The United States is a gun culture, and even more so, the South is a gun culture. I grew up with guns hanging on the wall in my father's bedroom. Guns were always available. How could you be a man without a gun? My brother and sister and I lived with our father and his parents. I was there the night that my brother came in late, and my grandfather turned a gun on him, mistaking him for an intruder. Big Papa, as we called our grandfather, came within an inch of shooting my brother.

Big Papa was unstable, and he would from time to time be driven into paroxysms of guilt about his youthful transgressions. When these attacks would come, he would hold his head with both hands and rock back and forth in his big easy chair and say, "I feel so bad -- sometimes I think I'll just go get the gun and blow my head off." All during the days of my growing up, I feared he might do just that. I imagined what it would be like to hear the gun go off, to go to the back bedroom and see my grandfather lying dead in a pool of blood.

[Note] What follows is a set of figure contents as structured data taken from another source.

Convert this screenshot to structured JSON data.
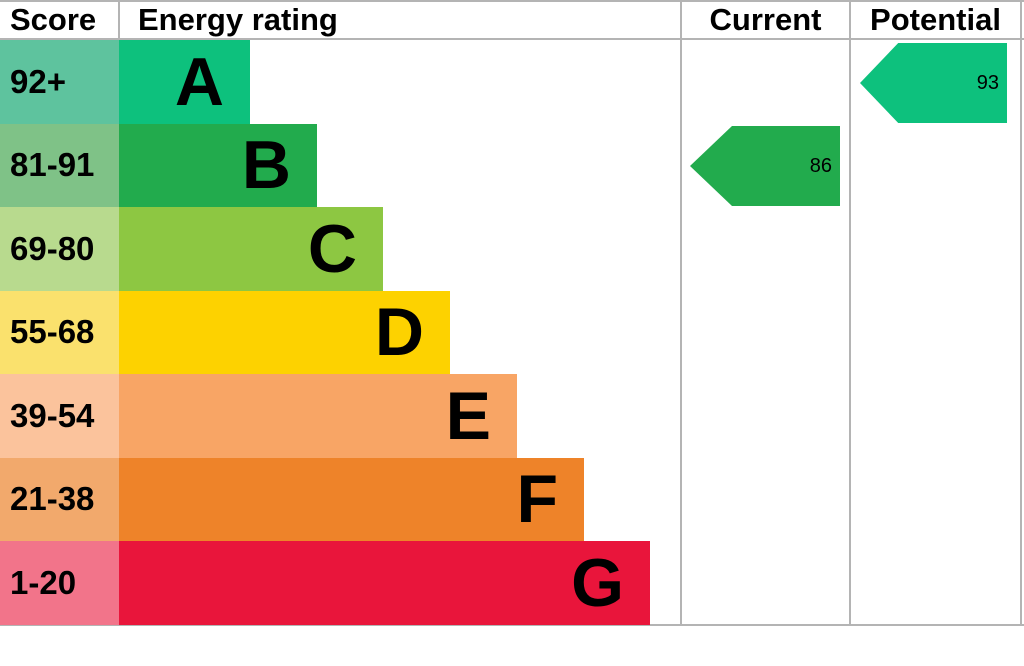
{
  "header": {
    "score": "Score",
    "energy_rating": "Energy rating",
    "current": "Current",
    "potential": "Potential"
  },
  "bands": [
    {
      "letter": "A",
      "score_range": "92+",
      "bar_color": "#0dc17d",
      "score_color": "#5ec39e"
    },
    {
      "letter": "B",
      "score_range": "81-91",
      "bar_color": "#22ab4d",
      "score_color": "#7fc287"
    },
    {
      "letter": "C",
      "score_range": "69-80",
      "bar_color": "#8dc742",
      "score_color": "#b8da8e"
    },
    {
      "letter": "D",
      "score_range": "55-68",
      "bar_color": "#fdd200",
      "score_color": "#fae16d"
    },
    {
      "letter": "E",
      "score_range": "39-54",
      "bar_color": "#f8a565",
      "score_color": "#fbc39c"
    },
    {
      "letter": "F",
      "score_range": "21-38",
      "bar_color": "#ee8329",
      "score_color": "#f2a96c"
    },
    {
      "letter": "G",
      "score_range": "1-20",
      "bar_color": "#e9153b",
      "score_color": "#f2748a"
    }
  ],
  "current": {
    "value": "86",
    "band": "B",
    "color": "#22ab4d"
  },
  "potential": {
    "value": "93",
    "band": "A",
    "color": "#0dc17d"
  },
  "line_color": "#b4b4b4",
  "chart_data": {
    "type": "bar",
    "title": "Energy rating",
    "categories": [
      "A",
      "B",
      "C",
      "D",
      "E",
      "F",
      "G"
    ],
    "score_ranges": [
      "92+",
      "81-91",
      "69-80",
      "55-68",
      "39-54",
      "21-38",
      "1-20"
    ],
    "band_colors": [
      "#0dc17d",
      "#22ab4d",
      "#8dc742",
      "#fdd200",
      "#f8a565",
      "#ee8329",
      "#e9153b"
    ],
    "columns": [
      "Score",
      "Energy rating",
      "Current",
      "Potential"
    ],
    "current": {
      "value": 86,
      "band": "B"
    },
    "potential": {
      "value": 93,
      "band": "A"
    },
    "legend_position": "none",
    "grid": false
  }
}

It is true that we cannot prevent every drug-related shootout, every murder of a woman by the man who "owns her," every suicide, every mass killing that is carried out with a gun. But when guns are so easily accessible, and so many deaths are occurring, we have to start somewhere. How can we shift consciousness in a violent and gun-saturated culture? Cultural change takes time, but we can begin with the rule of law, the way we ended slavery, the way we gave women the right to vote, the way we integrated public schools. Let sensible laws lead the way. Changes in consciousness will follow.